The important questions to ask, Dr. Pisetsky adds, are “What’s the risk, and how can I reduce the risk?”
“If you have a virus associated with neck and head cancer,” he said, “that’s one more reason to quit smoking.” In the case of a virus known to lead to cervical cancer, he went on, increased vigilance is in order, with Pap smears and regular examinations.
All of this, combined with the fact that many germs (especially viruses) are impossible to culture in a laboratory, make it all the harder to find the microbe that causes the illness.
Often, the first step is a simple observation of patients by clinicians, really little more than a hunch: a doctor notices a chronic illness that always seems to be associated with something that looks infectious.
This is exactly what happened when Dr. N. M. Gregg, an Australian ophthalmologist, discovered congenital rubella syndrome. He made the connection between the cataracts he was seeing in children and their mothers’ German measles during pregnancy.
Sometimes epidemiological patterns offer the initial hint, as was the case with Kaposi’s sarcoma, once a rare lesion caused by a type of herpes virus that began to occur frequently in gay men whose immune systems were compromised.
Once the association is made, the search for the organism can begin. The gut is inhabited by hundreds of species of microbes, and the guilty party may be hiding among them. Germs can lurk in the nervous system, like the varicella virus that causes chickenpox and then lies in wait to cause herpes zoster, or shingles, decades later. And some germs can cause infection in one place in the body, and a disease in an entirely different place. Even the most sensitive molecular techniques are sometimes not good enough to find the guilty microbe.
There are almost certainly still unknown microbes creating chronic illness. “One of the suspects in multiple sclerosis is Epstein-Barr virus,” Dr. Luftig said. “The DNA of the virus integrates into your cells; it’s there permanently. Is it a cause? Maybe.”

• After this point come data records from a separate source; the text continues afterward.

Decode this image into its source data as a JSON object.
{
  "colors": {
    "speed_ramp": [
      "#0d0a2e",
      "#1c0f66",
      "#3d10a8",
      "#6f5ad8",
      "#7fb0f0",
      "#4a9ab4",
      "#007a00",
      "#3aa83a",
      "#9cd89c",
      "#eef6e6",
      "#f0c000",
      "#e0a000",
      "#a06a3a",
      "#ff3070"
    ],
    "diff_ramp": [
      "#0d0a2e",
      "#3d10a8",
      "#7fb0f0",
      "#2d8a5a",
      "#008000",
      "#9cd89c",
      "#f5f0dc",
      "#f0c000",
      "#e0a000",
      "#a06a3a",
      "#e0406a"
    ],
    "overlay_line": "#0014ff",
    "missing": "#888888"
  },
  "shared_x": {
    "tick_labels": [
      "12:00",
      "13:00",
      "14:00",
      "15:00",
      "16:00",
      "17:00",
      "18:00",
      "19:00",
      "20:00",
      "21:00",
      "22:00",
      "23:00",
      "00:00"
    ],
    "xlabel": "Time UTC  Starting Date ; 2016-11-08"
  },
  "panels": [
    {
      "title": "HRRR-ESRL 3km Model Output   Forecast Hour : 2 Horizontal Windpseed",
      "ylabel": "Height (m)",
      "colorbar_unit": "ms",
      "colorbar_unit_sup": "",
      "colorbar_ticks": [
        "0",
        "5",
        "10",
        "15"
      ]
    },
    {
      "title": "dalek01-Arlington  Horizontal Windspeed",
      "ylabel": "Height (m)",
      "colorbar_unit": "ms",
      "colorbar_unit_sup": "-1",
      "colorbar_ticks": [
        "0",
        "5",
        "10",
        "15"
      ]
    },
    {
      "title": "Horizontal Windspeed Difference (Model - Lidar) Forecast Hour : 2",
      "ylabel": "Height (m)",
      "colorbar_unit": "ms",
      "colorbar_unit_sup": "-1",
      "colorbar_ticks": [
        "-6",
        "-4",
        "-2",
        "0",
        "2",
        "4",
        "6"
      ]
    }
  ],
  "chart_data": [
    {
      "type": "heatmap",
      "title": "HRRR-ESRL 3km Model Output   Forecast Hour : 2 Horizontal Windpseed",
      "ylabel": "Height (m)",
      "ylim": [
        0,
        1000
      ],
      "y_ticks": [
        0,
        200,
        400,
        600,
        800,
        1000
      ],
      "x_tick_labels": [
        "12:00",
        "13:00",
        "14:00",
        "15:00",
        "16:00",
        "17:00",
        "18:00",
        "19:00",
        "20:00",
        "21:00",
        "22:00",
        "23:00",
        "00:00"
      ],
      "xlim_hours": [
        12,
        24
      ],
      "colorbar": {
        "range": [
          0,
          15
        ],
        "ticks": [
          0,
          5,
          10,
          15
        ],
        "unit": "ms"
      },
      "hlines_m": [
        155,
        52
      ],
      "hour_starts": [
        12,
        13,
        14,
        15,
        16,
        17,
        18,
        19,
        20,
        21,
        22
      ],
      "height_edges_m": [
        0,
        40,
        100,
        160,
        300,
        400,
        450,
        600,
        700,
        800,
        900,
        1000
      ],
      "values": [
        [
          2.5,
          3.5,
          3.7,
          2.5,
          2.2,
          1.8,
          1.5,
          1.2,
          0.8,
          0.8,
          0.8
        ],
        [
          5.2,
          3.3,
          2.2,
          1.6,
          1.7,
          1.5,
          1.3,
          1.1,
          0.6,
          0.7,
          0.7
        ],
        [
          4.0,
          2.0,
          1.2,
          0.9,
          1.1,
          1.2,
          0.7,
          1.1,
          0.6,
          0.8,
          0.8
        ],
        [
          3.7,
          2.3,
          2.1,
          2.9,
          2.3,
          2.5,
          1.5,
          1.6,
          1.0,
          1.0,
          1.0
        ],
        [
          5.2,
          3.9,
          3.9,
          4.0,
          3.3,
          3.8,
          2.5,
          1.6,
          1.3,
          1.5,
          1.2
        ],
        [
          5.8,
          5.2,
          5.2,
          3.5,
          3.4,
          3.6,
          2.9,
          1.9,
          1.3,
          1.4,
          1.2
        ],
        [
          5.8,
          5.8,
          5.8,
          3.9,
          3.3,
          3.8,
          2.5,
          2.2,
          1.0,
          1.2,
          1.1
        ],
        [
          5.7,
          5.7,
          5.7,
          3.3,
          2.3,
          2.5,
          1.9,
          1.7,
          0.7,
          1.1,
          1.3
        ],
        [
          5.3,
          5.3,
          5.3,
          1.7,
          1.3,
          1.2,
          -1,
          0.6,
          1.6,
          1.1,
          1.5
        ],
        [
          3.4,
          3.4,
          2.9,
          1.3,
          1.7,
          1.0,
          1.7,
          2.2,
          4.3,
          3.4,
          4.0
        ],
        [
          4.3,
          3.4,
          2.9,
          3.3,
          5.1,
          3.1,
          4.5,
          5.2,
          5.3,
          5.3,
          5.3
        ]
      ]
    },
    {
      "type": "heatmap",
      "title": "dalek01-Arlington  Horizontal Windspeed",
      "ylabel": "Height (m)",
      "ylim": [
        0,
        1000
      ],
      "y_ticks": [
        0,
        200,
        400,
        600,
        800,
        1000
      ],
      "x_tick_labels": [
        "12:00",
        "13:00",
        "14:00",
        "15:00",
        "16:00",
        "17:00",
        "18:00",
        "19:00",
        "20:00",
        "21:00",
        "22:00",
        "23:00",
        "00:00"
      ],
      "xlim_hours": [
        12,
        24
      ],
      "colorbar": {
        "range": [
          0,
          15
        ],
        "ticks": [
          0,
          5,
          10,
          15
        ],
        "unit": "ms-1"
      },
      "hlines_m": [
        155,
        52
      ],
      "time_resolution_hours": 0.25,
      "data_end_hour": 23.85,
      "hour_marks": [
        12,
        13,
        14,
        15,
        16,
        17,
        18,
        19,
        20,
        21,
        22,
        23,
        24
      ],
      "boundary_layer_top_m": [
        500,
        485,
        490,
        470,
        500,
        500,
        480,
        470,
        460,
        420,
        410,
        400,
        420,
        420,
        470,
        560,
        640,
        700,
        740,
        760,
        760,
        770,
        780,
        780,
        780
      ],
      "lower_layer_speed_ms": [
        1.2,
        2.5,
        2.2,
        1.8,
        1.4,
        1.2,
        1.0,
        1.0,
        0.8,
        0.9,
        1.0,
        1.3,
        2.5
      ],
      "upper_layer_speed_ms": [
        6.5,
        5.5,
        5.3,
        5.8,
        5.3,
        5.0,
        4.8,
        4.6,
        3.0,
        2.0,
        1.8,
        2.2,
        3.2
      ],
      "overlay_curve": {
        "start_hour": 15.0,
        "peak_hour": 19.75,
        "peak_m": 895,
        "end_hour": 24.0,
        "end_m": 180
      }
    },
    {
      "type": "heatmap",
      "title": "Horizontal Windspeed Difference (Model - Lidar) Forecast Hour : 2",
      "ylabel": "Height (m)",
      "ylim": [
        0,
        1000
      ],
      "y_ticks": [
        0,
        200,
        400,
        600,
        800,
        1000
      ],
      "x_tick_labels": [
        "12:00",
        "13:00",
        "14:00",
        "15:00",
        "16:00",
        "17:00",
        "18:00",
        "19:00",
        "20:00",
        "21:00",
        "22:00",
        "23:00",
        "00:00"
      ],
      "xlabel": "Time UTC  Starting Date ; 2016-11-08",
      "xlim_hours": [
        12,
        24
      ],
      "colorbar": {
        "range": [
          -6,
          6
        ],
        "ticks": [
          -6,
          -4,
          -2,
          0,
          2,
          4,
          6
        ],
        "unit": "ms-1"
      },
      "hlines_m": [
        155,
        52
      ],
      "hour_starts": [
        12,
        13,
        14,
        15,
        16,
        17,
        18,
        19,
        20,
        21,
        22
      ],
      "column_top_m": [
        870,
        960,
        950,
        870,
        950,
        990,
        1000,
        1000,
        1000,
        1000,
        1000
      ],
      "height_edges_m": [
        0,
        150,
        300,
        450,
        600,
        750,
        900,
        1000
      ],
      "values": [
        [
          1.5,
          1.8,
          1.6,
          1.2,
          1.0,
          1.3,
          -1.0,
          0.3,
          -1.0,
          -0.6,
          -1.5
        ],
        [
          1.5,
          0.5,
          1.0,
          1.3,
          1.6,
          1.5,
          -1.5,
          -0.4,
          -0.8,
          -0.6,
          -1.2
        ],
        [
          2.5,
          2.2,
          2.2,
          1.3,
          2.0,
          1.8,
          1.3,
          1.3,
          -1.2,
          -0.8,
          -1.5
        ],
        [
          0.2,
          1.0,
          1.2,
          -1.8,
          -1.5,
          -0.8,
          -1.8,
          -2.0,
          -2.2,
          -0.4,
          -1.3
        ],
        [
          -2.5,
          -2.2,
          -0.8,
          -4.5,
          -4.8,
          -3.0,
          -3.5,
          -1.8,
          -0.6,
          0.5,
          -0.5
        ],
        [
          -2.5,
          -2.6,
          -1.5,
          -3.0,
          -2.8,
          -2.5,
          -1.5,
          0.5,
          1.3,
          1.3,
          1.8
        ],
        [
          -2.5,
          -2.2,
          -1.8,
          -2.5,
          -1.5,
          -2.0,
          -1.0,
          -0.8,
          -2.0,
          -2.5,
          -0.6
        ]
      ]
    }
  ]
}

Dr. Luftig suggests several other diseases that may have microbial triggers. “There’s an enterovirus that’s involved in destroying pancreatic islet cells,” he said. “Maybe diabetes is caused by an immune reaction to infection. Intrauterine exposure to infection may play a role in schizophrenia.”
No one yet knows for sure. But researchers – doctors, microbiologists, epidemiologists, geneticists – have their suspicions, and are searching carefully.
“We’re not saying that everything is due to microbes,” Dr. Luftig said. “But the more investigative tools we develop and the more we have interacting groups of researchers with varying specialties, the more we can start to pick out potential agents that were never before suspected.”